Há uma grande expectativa nos resultados deste programa face aos ambiciosos objetivos («promover iniciativas de desenvolvimento local e de capacitação das comunidades locais …», «viabilizar intervenções céleres e eficazes que criem comunidades mais resilientes, inclusivas e saudáveis…», «promover o desenho e a gestão participados na construção e requalificação de espaços públicos e/ou comuns mais seguros, inclusivos e saudáveis….» e «eliminar barreiras ou fatores de discriminação…»), à experiencia e qualidade da equipa coordenadora e às metodologias propostas pelos proponentes. Contudo, importa lembrar que este programa se dirige a territórios, bairros ou zonas sensíveis que concentram vários problemas - «condições de habitabilidade deficientes ou precárias», «moradores com rendimentos baixos ou muito baixos», «pessoas de risco em caso de covid-19», «pessoas com constrangimentos de acesso a cuidados de saúde», «crianças e jovens em idade escolar a não frequentar a escola ou com elevada percentagem de insucesso» e «pessoas em situação de exclusão social, isolamento ou abandono» - e cada proponente dispõe de meios financeiros e humanos limitados, o que recomenda que seja olhado como uma oportunidade de experimentar novas respostas para os problemas delicados em presença.

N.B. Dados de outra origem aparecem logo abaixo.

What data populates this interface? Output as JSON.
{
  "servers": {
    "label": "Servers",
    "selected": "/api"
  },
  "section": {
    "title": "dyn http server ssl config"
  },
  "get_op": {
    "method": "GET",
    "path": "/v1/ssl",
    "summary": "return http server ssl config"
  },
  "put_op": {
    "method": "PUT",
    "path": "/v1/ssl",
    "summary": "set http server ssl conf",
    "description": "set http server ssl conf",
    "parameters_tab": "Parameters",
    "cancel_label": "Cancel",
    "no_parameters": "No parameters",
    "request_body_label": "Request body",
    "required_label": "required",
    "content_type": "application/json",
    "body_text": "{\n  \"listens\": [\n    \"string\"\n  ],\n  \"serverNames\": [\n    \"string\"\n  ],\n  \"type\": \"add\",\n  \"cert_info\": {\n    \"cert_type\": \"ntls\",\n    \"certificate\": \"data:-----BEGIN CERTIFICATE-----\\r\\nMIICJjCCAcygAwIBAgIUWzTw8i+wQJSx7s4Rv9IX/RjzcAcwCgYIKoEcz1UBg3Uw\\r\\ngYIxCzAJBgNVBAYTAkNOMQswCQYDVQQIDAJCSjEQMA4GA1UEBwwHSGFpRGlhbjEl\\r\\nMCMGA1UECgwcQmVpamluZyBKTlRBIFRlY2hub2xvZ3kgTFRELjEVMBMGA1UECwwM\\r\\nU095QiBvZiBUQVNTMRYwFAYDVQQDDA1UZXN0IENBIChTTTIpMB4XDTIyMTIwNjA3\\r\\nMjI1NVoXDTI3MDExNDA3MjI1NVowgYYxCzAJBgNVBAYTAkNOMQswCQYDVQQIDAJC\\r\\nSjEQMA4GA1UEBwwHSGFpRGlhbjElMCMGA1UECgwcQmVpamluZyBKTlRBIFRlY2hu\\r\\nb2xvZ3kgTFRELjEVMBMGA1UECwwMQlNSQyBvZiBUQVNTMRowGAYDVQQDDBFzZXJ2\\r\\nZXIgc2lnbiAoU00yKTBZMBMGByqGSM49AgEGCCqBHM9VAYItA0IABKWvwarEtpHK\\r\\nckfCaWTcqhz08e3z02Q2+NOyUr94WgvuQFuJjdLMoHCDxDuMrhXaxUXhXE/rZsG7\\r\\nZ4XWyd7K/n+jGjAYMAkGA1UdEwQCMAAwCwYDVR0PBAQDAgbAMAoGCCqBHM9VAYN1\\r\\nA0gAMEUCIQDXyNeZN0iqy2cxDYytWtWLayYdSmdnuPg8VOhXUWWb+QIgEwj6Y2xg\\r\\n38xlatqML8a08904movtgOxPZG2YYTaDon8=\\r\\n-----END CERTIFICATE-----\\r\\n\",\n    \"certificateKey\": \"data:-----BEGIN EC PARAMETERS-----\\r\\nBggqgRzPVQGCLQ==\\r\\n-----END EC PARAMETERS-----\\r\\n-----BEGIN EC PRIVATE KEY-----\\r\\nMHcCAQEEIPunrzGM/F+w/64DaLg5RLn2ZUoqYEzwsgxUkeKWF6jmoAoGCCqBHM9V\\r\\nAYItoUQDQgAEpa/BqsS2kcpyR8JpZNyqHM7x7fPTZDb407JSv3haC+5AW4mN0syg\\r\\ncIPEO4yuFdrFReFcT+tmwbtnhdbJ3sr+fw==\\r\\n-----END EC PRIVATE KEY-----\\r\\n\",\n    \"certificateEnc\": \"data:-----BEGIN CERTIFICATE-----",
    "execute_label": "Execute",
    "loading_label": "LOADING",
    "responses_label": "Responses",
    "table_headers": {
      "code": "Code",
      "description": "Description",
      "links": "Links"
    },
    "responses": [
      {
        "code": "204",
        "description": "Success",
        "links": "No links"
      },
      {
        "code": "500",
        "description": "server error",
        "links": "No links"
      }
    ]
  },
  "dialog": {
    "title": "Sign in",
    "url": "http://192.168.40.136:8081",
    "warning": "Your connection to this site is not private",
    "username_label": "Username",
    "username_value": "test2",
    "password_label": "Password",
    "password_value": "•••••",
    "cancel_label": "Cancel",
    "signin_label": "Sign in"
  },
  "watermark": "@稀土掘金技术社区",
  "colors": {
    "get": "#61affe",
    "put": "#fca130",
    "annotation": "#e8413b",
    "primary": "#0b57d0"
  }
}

Neste sentido, para que a natureza experimental do programa resulte, é fundamental garantir o envolvimento das equipas políticas e técnicas municipais nestes processos para os valorizarem como laboratórios de construção de novas políticas públicas urbanas. Acontece que neste programa os municípios não estão numa posição de liderança, em alguns casos surgem enquanto entidade parceira e noutros não se envolveram. Esta circunstância pode levá-los a distanciarem-se ou a não se comprometerem com os resultados.
O programa Bairros Saudáveis tem todos os ingredientes para se afirmar como um laboratório de experimentação de novas formas de construir cidades e comunidades. Surge num momento crucial de impulso de novas políticas públicas urbanas a nível europeu, acontece em resultado de experiências participativas bem-sucedidas e ocorre em resposta a uma enorme mobilização cívica e institucional. Mas para isso, tem de se garantir uma excecional capacidade de articulação de esforços, saberes e atores e uma exemplar prática de acompanhamento e monitorização. Saibamos todos estar à altura deste desafio.